Supportive

9.25.10 By Rachel Singh

One of my big ideas before I came to BTR was that classrooms should be values-centered. If education is to be liberating, we need classrooms to teach students compassion and justice, alongside literacy, math, and critical thinking. Teachers need to be deliberate in how they cultivate and nurture the community of their classroom and the values to which they appeal in their rules and norms. In my first week as a resident, I wondered exactly how teachers intentionally build communities, so when my mentor offered to let me facilitate our “class promises” conversation, I jumped at the opportunity. Last week, she attempted to have the students brainstorm norms with very limited success. I grouped the list into four categories that fit within Young Achievers’ “Habits of Mind” - respectful, responsible, safe, and supportive - and tried to help them sum up each category with a sentence or class promise.

I started with the value “supportive,” because to me, a community is a place where everyone matters. I tried to convey the idea that no one learns alone and we all needed to help each other to be successful scholars. Unfortunately, they did not know what “supportive” meant. They know “encourage,” but only to the extent that it means that you don’t laugh when someone makes a mistake. They also kept saying “respect” - probably because they knew that it was an answer that adults were looking for in similar such discussions - but I’m not convinced that they really understood what behavior was respectful and why. I could feel my lesson falling flat, so I rushed through it with my mentor’s help and tried to move on. Six years old is quite young, after all, so I was questioning if they really could grasp the abstract concept of a value.

Later that afternoon, I did a mini-lesson on a reader’s response to a book I had just read aloud. I was drawing a picture of a mouse when a student cried out, “That doesn’t look like a mouse, that looks like a person,” while others laughed. I ignored them, feeling stung, when another student called out, “You shouldn’t laugh, she’s doing her best drawing!” with such earnestness that I turned around and thanked him.

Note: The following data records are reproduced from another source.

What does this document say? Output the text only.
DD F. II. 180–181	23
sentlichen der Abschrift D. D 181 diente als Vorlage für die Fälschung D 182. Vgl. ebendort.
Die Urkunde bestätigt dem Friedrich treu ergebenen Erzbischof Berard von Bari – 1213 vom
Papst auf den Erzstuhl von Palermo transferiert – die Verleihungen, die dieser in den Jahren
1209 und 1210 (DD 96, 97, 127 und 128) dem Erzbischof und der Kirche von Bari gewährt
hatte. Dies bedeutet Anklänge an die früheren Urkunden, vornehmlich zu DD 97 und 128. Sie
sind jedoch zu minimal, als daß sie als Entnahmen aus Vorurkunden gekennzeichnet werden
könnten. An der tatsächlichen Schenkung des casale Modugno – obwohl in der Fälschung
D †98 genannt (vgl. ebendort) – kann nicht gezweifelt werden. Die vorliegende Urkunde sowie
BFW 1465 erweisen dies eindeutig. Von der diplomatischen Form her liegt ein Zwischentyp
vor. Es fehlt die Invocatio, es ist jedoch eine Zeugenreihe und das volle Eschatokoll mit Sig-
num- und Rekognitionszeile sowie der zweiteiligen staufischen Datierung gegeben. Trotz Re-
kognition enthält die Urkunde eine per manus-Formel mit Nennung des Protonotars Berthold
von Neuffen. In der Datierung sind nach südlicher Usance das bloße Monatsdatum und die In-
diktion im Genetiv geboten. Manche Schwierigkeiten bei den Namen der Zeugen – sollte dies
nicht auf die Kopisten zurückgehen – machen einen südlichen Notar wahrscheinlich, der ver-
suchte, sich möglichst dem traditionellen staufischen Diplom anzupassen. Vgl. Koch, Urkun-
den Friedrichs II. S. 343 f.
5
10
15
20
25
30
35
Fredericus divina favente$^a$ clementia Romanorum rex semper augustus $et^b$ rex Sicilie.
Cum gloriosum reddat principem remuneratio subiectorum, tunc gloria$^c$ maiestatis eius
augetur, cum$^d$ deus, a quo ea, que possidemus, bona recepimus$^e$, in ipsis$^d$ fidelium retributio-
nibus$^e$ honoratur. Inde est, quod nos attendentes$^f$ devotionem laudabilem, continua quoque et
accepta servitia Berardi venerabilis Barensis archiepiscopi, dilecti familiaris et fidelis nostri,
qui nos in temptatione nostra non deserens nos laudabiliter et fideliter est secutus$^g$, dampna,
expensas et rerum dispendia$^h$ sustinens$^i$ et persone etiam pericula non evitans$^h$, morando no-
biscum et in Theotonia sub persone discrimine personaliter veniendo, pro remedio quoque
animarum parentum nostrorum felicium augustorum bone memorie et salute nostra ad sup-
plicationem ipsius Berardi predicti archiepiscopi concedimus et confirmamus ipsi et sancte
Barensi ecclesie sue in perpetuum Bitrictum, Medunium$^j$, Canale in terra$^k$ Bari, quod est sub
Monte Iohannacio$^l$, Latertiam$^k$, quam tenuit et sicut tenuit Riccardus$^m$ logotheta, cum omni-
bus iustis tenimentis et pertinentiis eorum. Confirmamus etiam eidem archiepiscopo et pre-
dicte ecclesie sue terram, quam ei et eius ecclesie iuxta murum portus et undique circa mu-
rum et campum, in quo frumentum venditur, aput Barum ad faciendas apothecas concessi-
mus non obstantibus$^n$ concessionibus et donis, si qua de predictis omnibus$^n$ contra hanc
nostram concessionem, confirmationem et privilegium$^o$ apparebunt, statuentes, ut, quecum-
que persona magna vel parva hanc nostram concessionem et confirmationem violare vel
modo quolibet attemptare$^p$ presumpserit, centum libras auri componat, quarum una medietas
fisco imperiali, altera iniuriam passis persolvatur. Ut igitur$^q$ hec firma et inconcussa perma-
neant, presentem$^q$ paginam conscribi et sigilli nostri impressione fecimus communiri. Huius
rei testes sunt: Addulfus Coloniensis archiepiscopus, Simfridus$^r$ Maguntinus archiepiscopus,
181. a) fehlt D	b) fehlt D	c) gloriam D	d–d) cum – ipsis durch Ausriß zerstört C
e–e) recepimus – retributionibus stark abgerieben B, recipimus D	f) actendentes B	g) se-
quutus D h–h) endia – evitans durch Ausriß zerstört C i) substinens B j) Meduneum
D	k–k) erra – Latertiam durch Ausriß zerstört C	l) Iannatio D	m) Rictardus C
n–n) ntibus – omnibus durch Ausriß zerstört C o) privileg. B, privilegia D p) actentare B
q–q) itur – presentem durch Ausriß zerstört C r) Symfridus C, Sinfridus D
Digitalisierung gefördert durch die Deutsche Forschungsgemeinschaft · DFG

I told the class that I felt embarrassed that they were laughing at my drawing and that my defender was doing an excellent job being supportive. Immediately after I spoke, another student cried, “You made her feel bad!” and I heard, “Good job!” and “I like your drawing” a few times. Oh, six year olds! I question the sincerity of the later speakers, but I was so touched by my first defender that I wrote him a note to thank him. I wanted to acknowledge his kindness and courage, especially since he taught the class what being supportive looked like far better than I could that day.

He seemed pleased by the note, but somehow, I don’t feel as if this little incident is quite finished. I still believe that successful and just classrooms must be share common values, but I have to rethink how those values get taught and agreed upon. One of my students didn’t need a class promise about being supportive to stand up for me, although some of his classmates really needed the reminder. Even if the vocabulary of “respect” and “support” elude their six-year old brains, the behaviors certainly do not. Next time I try to talk about values with my students, I think I’ll start with what they value, as demonstrated by their actions. 

more from Rachel Singh on the blog
more about Young Achievers Science and Mathematics Pilot School on the blog

Comments

9.26.10
10:14 PM
.(JavaScript must be enabled to view this email address) said...

I’m so proud of you Rachel.  Your RYI/RYIT family applauds your work. You remind us of the best we can be and of what a “liberation school” teacher is supposed to be about. Old pedagogy like “Each one Teach one” and “everyday we learn from the people” becomes meaningful through examples like this.

9.27.10
12:39 AM
.(JavaScript must be enabled to view this email address) said...

Bravo! Very insightful, nothing does it better than a demonstration and that’s all your lesson was missing. Apparently what you were teaching did penetrate their minds, they just needed an example. Thanks for sharing.